Shares in the business dropped 14.6% to 105p.

Spirits group Distill has fallen to a first-half loss as sales failed to keep up the one-off surge a year ago during lockdown.

The owner of RedLeg Spiced Rum, Blackwoods Gin and Vodka, TRØVE Botanical Vodka and Blavod Black Vodka reported a 23% decrease in turnover to £1.4m in the six months to 30 September - although the figure was 75% higher than pre-pandemic levels in 2019.

Despite sales falling, costs increased 10% as a result of the ongoing disruption to supply chains and staff shortages leading to an operating loss of £44k for the period, compared with a £154k profit last year.

Executive chairman Don Goulding said: “Our brands continue to perform well as the market begins to recover from the effects of lockdown. Results for the half year are below those of 2020 due to sales lapping an extraordinary increase last year when the combination of lockdown, a hot summer and unusual trading conditions led to a significant surge in sales, particularly in Q2 (July to September) when revenues advanced by 265% versus the prior year.”

He added: “Our team has managed well the widespread disruption and cost pressures associated with extensive labour shortages throughout the supply chain, production and distribution networks. This is likely to remain an area of focus for the foreseeable future particularly during the key Christmas trading period. To date we have successfully maintained supply to all customers across all brands.”

Shares in the drinks firm plunged 16% to 1.7p this morning on news of the cost pressures facing the group.

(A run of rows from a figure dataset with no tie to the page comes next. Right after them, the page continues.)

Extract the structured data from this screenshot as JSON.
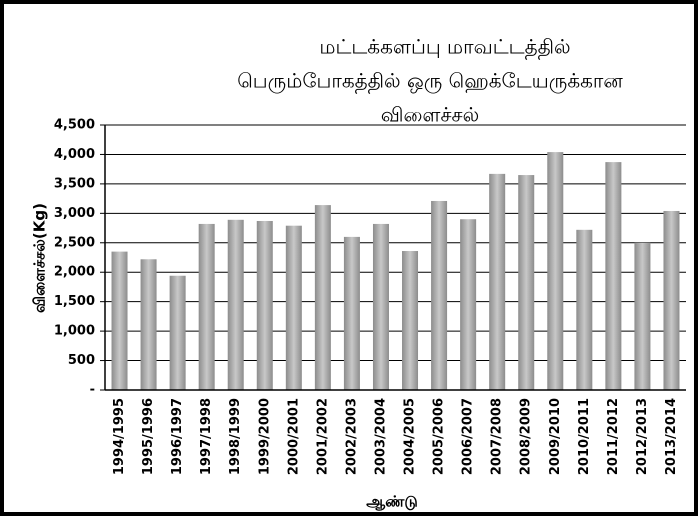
{
  "chart_data": {
    "type": "bar",
    "title": [
      "மட்டக்களப்பு மாவட்டத்தில்",
      "பெரும்போகத்தில் ஒரு ஹெக்டேயருக்கான",
      "விளைச்சல்"
    ],
    "y_label": "விளைச்சல்(Kg)",
    "x_label": "ஆண்டு",
    "categories": [
      "1994/1995",
      "1995/1996",
      "1996/1997",
      "1997/1998",
      "1998/1999",
      "1999/2000",
      "2000/2001",
      "2001/2002",
      "2002/2003",
      "2003/2004",
      "2004/2005",
      "2005/2006",
      "2006/2007",
      "2007/2008",
      "2008/2009",
      "2009/2010",
      "2010/2011",
      "2011/2012",
      "2012/2013",
      "2013/2014"
    ],
    "values": [
      2350,
      2220,
      1940,
      2820,
      2890,
      2870,
      2790,
      3140,
      2600,
      2820,
      2360,
      3210,
      2900,
      3670,
      3650,
      4040,
      2720,
      3870,
      2500,
      3040
    ],
    "color": "#a6a6a6",
    "ylim": [
      0,
      4500
    ],
    "yticks": [
      {
        "value": 0,
        "label": "-"
      },
      500,
      {
        "value": 1000,
        "label": "1,000"
      },
      {
        "value": 1500,
        "label": "1,500"
      },
      {
        "value": 2000,
        "label": "2,000"
      },
      {
        "value": 2500,
        "label": "2,500"
      },
      {
        "value": 3000,
        "label": "3,000"
      },
      {
        "value": 3500,
        "label": "3,500"
      },
      {
        "value": 4000,
        "label": "4,000"
      },
      {
        "value": 4500,
        "label": "4,500"
      }
    ],
    "grid": true
  }
}
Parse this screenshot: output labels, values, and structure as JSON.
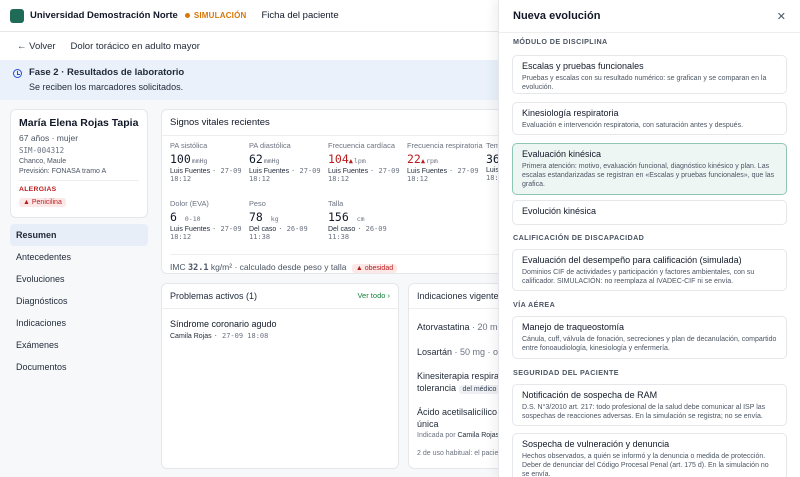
{
  "topbar": {
    "university": "Universidad Demostración Norte",
    "simulation": "SIMULACIÓN",
    "page": "Ficha del paciente"
  },
  "subheader": {
    "back": "← Volver",
    "case_title": "Dolor torácico en adulto mayor"
  },
  "phase": {
    "title": "Fase 2 · Resultados de laboratorio",
    "desc": "Se reciben los marcadores solicitados."
  },
  "patient": {
    "name": "María Elena Rojas Tapia",
    "age_sex": "67 años · mujer",
    "id": "SIM-004312",
    "location": "Chanco, Maule",
    "insurance": "Previsión: FONASA tramo A",
    "allergies_label": "ALERGIAS",
    "allergy": "▲ Penicilina"
  },
  "nav": [
    "Resumen",
    "Antecedentes",
    "Evoluciones",
    "Diagnósticos",
    "Indicaciones",
    "Exámenes",
    "Documentos"
  ],
  "vitals": {
    "title": "Signos vitales recientes",
    "items": [
      {
        "label": "PA sistólica",
        "value": "100",
        "unit": "mmHg",
        "by": "Luis Fuentes",
        "date": "· 27-09",
        "time": "18:12"
      },
      {
        "label": "PA diastólica",
        "value": "62",
        "unit": "mmHg",
        "by": "Luis Fuentes",
        "date": "· 27-09",
        "time": "18:12"
      },
      {
        "label": "Frecuencia cardíaca",
        "value": "104",
        "flag": "▲",
        "unit": "lpm",
        "by": "Luis Fuentes",
        "date": "· 27-09",
        "time": "18:12"
      },
      {
        "label": "Frecuencia respiratoria",
        "value": "22",
        "flag": "▲",
        "unit": "rpm",
        "by": "Luis Fuentes",
        "date": "· 27-09",
        "time": "18:12"
      },
      {
        "label": "Tem",
        "value": "36",
        "unit": "",
        "by": "Luis",
        "date": "",
        "time": "18:1"
      },
      {
        "label": "Dolor (EVA)",
        "value": "6",
        "unit": "0-10",
        "by": "Luis Fuentes",
        "date": "· 27-09",
        "time": "18:12"
      },
      {
        "label": "Peso",
        "value": "78",
        "unit": "kg",
        "by": "Del caso",
        "date": "· 26-09",
        "time": "11:38"
      },
      {
        "label": "Talla",
        "value": "156",
        "unit": "cm",
        "by": "Del caso",
        "date": "· 26-09",
        "time": "11:38"
      }
    ],
    "imc_label": "IMC",
    "imc_value": "32.1",
    "imc_unit": "kg/m²",
    "imc_note": "· calculado desde peso y talla",
    "imc_badge": "▲ obesidad"
  },
  "problems": {
    "title": "Problemas activos (1)",
    "link": "Ver todo ›",
    "items": [
      {
        "name": "Síndrome coronario agudo",
        "by": "Camila Rojas",
        "date": "· 27-09 18:08"
      }
    ]
  },
  "indications": {
    "title": "Indicaciones vigentes",
    "i1_name": "Atorvastatina",
    "i1_dose": "· 20 mg",
    "i2_name": "Losartán",
    "i2_dose": "· 50 mg · ora",
    "i3_name": "Kinesiterapia respirato",
    "i3_name2": "tolerancia",
    "i3_tag": "del médico",
    "i4_name": "Ácido acetilsalicílico",
    "i4_name2": "única",
    "i4_by_label": "Indicada por",
    "i4_by": "Camila Rojas",
    "footer": "2 de uso habitual: el pacie"
  },
  "drawer": {
    "title": "Nueva evolución",
    "close": "✕",
    "sec1": "MÓDULO DE DISCIPLINA",
    "o1_t": "Escalas y pruebas funcionales",
    "o1_d": "Pruebas y escalas con su resultado numérico: se grafican y se comparan en la evolución.",
    "o2_t": "Kinesiología respiratoria",
    "o2_d": "Evaluación e intervención respiratoria, con saturación antes y después.",
    "o3_t": "Evaluación kinésica",
    "o3_d": "Primera atención: motivo, evaluación funcional, diagnóstico kinésico y plan. Las escalas estandarizadas se registran en «Escalas y pruebas funcionales», que las grafica.",
    "o4_t": "Evolución kinésica",
    "sec2": "CALIFICACIÓN DE DISCAPACIDAD",
    "o5_t": "Evaluación del desempeño para calificación (simulada)",
    "o5_d": "Dominios CIF de actividades y participación y factores ambientales, con su calificador. SIMULACIÓN: no reemplaza al IVADEC-CIF ni se envía.",
    "sec3": "VÍA AÉREA",
    "o6_t": "Manejo de traqueostomía",
    "o6_d": "Cánula, cuff, válvula de fonación, secreciones y plan de decanulación, compartido entre fonoaudiología, kinesiología y enfermería.",
    "sec4": "SEGURIDAD DEL PACIENTE",
    "o7_t": "Notificación de sospecha de RAM",
    "o7_d": "D.S. N°3/2010 art. 217: todo profesional de la salud debe comunicar al ISP las sospechas de reacciones adversas. En la simulación se registra; no se envía.",
    "o8_t": "Sospecha de vulneración y denuncia",
    "o8_d": "Hechos observados, a quién se informó y la denuncia o medida de protección. Deber de denunciar del Código Procesal Penal (art. 175 d). En la simulación no se envía."
  },
  "colors": {
    "brand": "#1f6b57",
    "warning": "#d97706",
    "alert": "#b91c1c",
    "info_bg": "#eaf1fb",
    "selected_bg": "#eef6f4"
  }
}
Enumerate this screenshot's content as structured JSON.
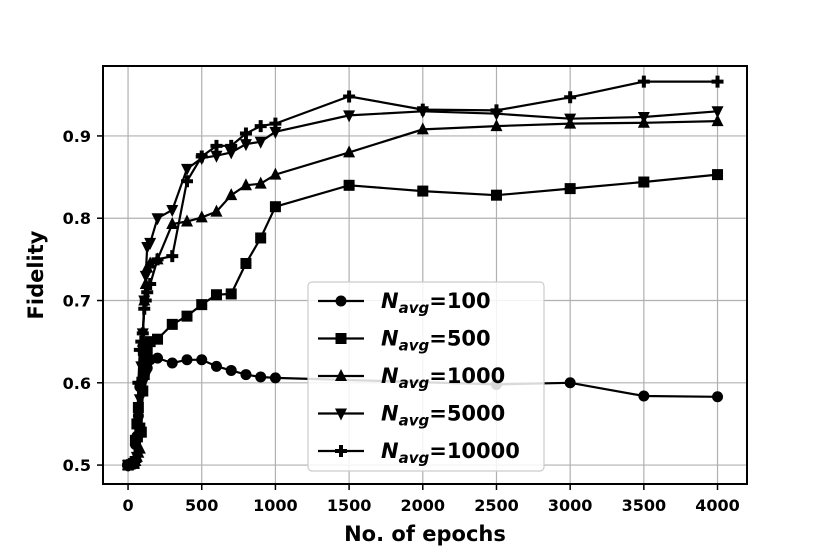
{
  "chart_data": {
    "type": "line",
    "title": "",
    "xlabel": "No. of epochs",
    "ylabel": "Fidelity",
    "xlim": [
      -170,
      4200
    ],
    "ylim": [
      0.477,
      0.985
    ],
    "xticks": [
      0,
      500,
      1000,
      1500,
      2000,
      2500,
      3000,
      3500,
      4000
    ],
    "yticks": [
      0.5,
      0.6,
      0.7,
      0.8,
      0.9
    ],
    "grid": true,
    "legend_position": "lower-center",
    "series": [
      {
        "name": "N_avg=100",
        "name_base": "N",
        "name_sub": "avg",
        "name_value": "=100",
        "marker": "circle",
        "x": [
          0,
          40,
          50,
          60,
          70,
          80,
          90,
          100,
          110,
          120,
          130,
          150,
          200,
          300,
          400,
          500,
          600,
          700,
          800,
          900,
          1000,
          2500,
          3000,
          3500,
          4000
        ],
        "y": [
          0.5,
          0.505,
          0.525,
          0.535,
          0.56,
          0.595,
          0.6,
          0.605,
          0.61,
          0.615,
          0.618,
          0.628,
          0.63,
          0.624,
          0.628,
          0.628,
          0.62,
          0.615,
          0.61,
          0.607,
          0.606,
          0.598,
          0.6,
          0.584,
          0.583
        ]
      },
      {
        "name": "N_avg=500",
        "name_base": "N",
        "name_sub": "avg",
        "name_value": "=500",
        "marker": "square",
        "x": [
          0,
          40,
          50,
          60,
          70,
          80,
          90,
          100,
          110,
          120,
          130,
          150,
          200,
          300,
          400,
          500,
          600,
          700,
          800,
          900,
          1000,
          1500,
          2000,
          2500,
          3000,
          3500,
          4000
        ],
        "y": [
          0.5,
          0.502,
          0.53,
          0.55,
          0.57,
          0.545,
          0.54,
          0.59,
          0.61,
          0.63,
          0.64,
          0.65,
          0.653,
          0.671,
          0.681,
          0.695,
          0.707,
          0.708,
          0.745,
          0.776,
          0.814,
          0.84,
          0.833,
          0.828,
          0.836,
          0.844,
          0.853
        ]
      },
      {
        "name": "N_avg=1000",
        "name_base": "N",
        "name_sub": "avg",
        "name_value": "=1000",
        "marker": "triangle-up",
        "x": [
          0,
          40,
          50,
          60,
          70,
          80,
          90,
          100,
          110,
          120,
          130,
          150,
          200,
          300,
          400,
          500,
          600,
          700,
          800,
          900,
          1000,
          1500,
          2000,
          2500,
          3000,
          3500,
          4000
        ],
        "y": [
          0.5,
          0.502,
          0.505,
          0.51,
          0.515,
          0.52,
          0.6,
          0.65,
          0.7,
          0.72,
          0.74,
          0.745,
          0.75,
          0.793,
          0.796,
          0.801,
          0.808,
          0.828,
          0.84,
          0.842,
          0.853,
          0.88,
          0.908,
          0.912,
          0.915,
          0.916,
          0.918
        ]
      },
      {
        "name": "N_avg=5000",
        "name_base": "N",
        "name_sub": "avg",
        "name_value": "=5000",
        "marker": "triangle-down",
        "x": [
          0,
          40,
          50,
          60,
          70,
          80,
          90,
          100,
          110,
          120,
          130,
          150,
          200,
          300,
          400,
          500,
          600,
          700,
          800,
          900,
          1000,
          1500,
          2000,
          2500,
          3000,
          3500,
          4000
        ],
        "y": [
          0.5,
          0.502,
          0.505,
          0.51,
          0.53,
          0.58,
          0.62,
          0.66,
          0.7,
          0.73,
          0.765,
          0.77,
          0.8,
          0.81,
          0.86,
          0.873,
          0.876,
          0.88,
          0.89,
          0.893,
          0.905,
          0.925,
          0.93,
          0.927,
          0.921,
          0.923,
          0.93
        ]
      },
      {
        "name": "N_avg=10000",
        "name_base": "N",
        "name_sub": "avg",
        "name_value": "=10000",
        "marker": "plus",
        "x": [
          0,
          40,
          50,
          60,
          70,
          80,
          90,
          100,
          110,
          120,
          130,
          150,
          200,
          300,
          400,
          500,
          600,
          700,
          800,
          900,
          1000,
          1500,
          2000,
          2500,
          3000,
          3500,
          4000
        ],
        "y": [
          0.5,
          0.502,
          0.505,
          0.53,
          0.6,
          0.64,
          0.65,
          0.66,
          0.69,
          0.7,
          0.71,
          0.72,
          0.75,
          0.754,
          0.845,
          0.875,
          0.888,
          0.888,
          0.903,
          0.912,
          0.915,
          0.948,
          0.932,
          0.931,
          0.947,
          0.966,
          0.966
        ]
      }
    ]
  }
}
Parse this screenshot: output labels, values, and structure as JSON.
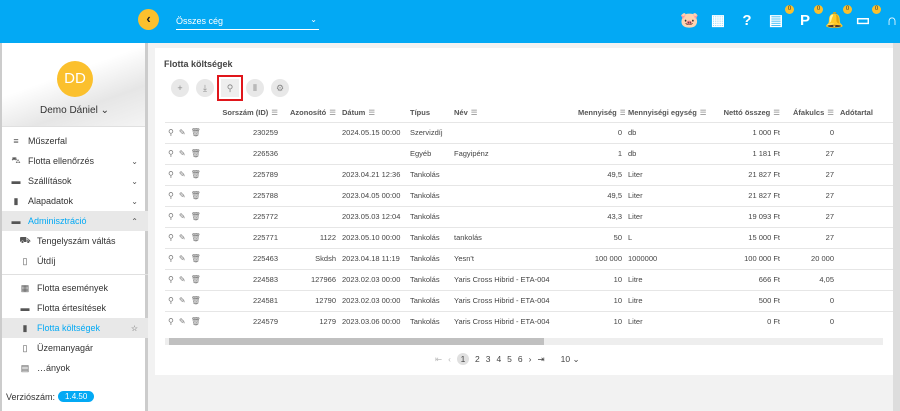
{
  "header": {
    "company_select": "Összes cég",
    "icons": [
      {
        "name": "piggy-bank-icon",
        "glyph": "🐷",
        "badge": null,
        "color": "#fbc02d"
      },
      {
        "name": "dashboard-icon",
        "glyph": "▦",
        "badge": null
      },
      {
        "name": "help-icon",
        "glyph": "?",
        "badge": null
      },
      {
        "name": "document-sync-icon",
        "glyph": "▤",
        "badge": "0"
      },
      {
        "name": "parking-icon",
        "glyph": "P",
        "badge": "0"
      },
      {
        "name": "bell-icon",
        "glyph": "🔔",
        "badge": "0"
      },
      {
        "name": "chat-icon",
        "glyph": "▭",
        "badge": "0"
      },
      {
        "name": "headset-icon",
        "glyph": "∩",
        "badge": null
      }
    ]
  },
  "user": {
    "initials": "DD",
    "name": "Demo Dániel"
  },
  "sidebar": {
    "items": [
      {
        "label": "Műszerfal",
        "icon": "≡",
        "arrow": ""
      },
      {
        "label": "Flotta ellenőrzés",
        "icon": "⛍",
        "arrow": "⌄"
      },
      {
        "label": "Szállítások",
        "icon": "▬",
        "arrow": "⌄"
      },
      {
        "label": "Alapadatok",
        "icon": "▮",
        "arrow": "⌄"
      },
      {
        "label": "Adminisztráció",
        "icon": "▬",
        "arrow": "⌃",
        "active": true
      },
      {
        "label": "Tengelyszám váltás",
        "icon": "⛟",
        "sub": true
      },
      {
        "label": "Útdíj",
        "icon": "▯",
        "sub": true
      },
      {
        "label": "Flotta események",
        "icon": "▦",
        "sub": true,
        "divider": true
      },
      {
        "label": "Flotta értesítések",
        "icon": "▬",
        "sub": true
      },
      {
        "label": "Flotta költségek",
        "icon": "▮",
        "sub": true,
        "active": true,
        "star": "☆"
      },
      {
        "label": "Üzemanyagár",
        "icon": "▯",
        "sub": true
      },
      {
        "label": "…ányok",
        "icon": "▤",
        "sub": true
      }
    ],
    "version_label": "Verziószám:",
    "version": "1.4.50"
  },
  "page": {
    "title": "Flotta költségek"
  },
  "table": {
    "columns": [
      "",
      "Sorszám (ID)",
      "Azonosító",
      "Dátum",
      "Típus",
      "Név",
      "Mennyiség",
      "Mennyiségi egység",
      "Nettó összeg",
      "Áfakulcs",
      "Adótartal"
    ],
    "rows": [
      [
        "230259",
        "",
        "2024.05.15 00:00",
        "Szervizdíj",
        "",
        "0",
        "db",
        "1 000 Ft",
        "0"
      ],
      [
        "226536",
        "",
        "",
        "Egyéb",
        "Fagyipénz",
        "1",
        "db",
        "1 181 Ft",
        "27"
      ],
      [
        "225789",
        "",
        "2023.04.21 12:36",
        "Tankolás",
        "",
        "49,5",
        "Liter",
        "21 827 Ft",
        "27"
      ],
      [
        "225788",
        "",
        "2023.04.05 00:00",
        "Tankolás",
        "",
        "49,5",
        "Liter",
        "21 827 Ft",
        "27"
      ],
      [
        "225772",
        "",
        "2023.05.03 12:04",
        "Tankolás",
        "",
        "43,3",
        "Liter",
        "19 093 Ft",
        "27"
      ],
      [
        "225771",
        "1122",
        "2023.05.10 00:00",
        "Tankolás",
        "tankolás",
        "50",
        "L",
        "15 000 Ft",
        "27"
      ],
      [
        "225463",
        "Skdsh",
        "2023.04.18 11:19",
        "Tankolás",
        "Yesn't",
        "100 000",
        "1000000",
        "100 000 Ft",
        "20 000"
      ],
      [
        "224583",
        "127966",
        "2023.02.03 00:00",
        "Tankolás",
        "Yaris Cross Hibrid - ETA-004",
        "10",
        "Litre",
        "666 Ft",
        "4,05"
      ],
      [
        "224581",
        "12790",
        "2023.02.03 00:00",
        "Tankolás",
        "Yaris Cross Hibrid - ETA-004",
        "10",
        "Litre",
        "500 Ft",
        "0"
      ],
      [
        "224579",
        "1279",
        "2023.03.06 00:00",
        "Tankolás",
        "Yaris Cross Hibrid - ETA-004",
        "10",
        "Liter",
        "0 Ft",
        "0"
      ]
    ]
  },
  "pagination": {
    "pages": [
      "1",
      "2",
      "3",
      "4",
      "5",
      "6"
    ],
    "current": "1",
    "page_size": "10"
  }
}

After hitting a year-to-date high on Friday, the FTSE 100 opened down 0.2% to 7,221pts this morning.

Aside from THG, risers this morning include McColl’s Retail Group, up 4.3% to 21.9p, C&C Group, up 3.7% to 258.4p. and McBride, up 1.3% to 70.9p.

Fallers so far included Real Good Food, down 5.9% to 2.3p, Parsley Box, down 3.9% to 50p, Nichols, down 2.5% to 1,169.7p, and Hotel Chocolat Group, down 2.5% to 478p.

This week in the City

Shareholders get their chance to have a say on CD&R’s 287p winning bid to takeover Morrisons as the supermarket holds its EGM on Tuesday.

Tomorrow also brings the latest monthly Nielsen grocery sales figures, while in the US Johnson & Johnson, Procter & Gamble and Philip Morris also issue quarterly earnings figures.

The latest inflation figures for the UK are issued by the ONS on Wednesday morning.

CPG giants Nestlé and Unilever report third-quarter figures on Wednesday and Thursday respectively.

The week then draws to a close with final results from Virgin Wines and an insight into consumer confidence in battle-scarred Britain with the latest GfK index. There is also the latest ONS retail sales figures for September on Friday.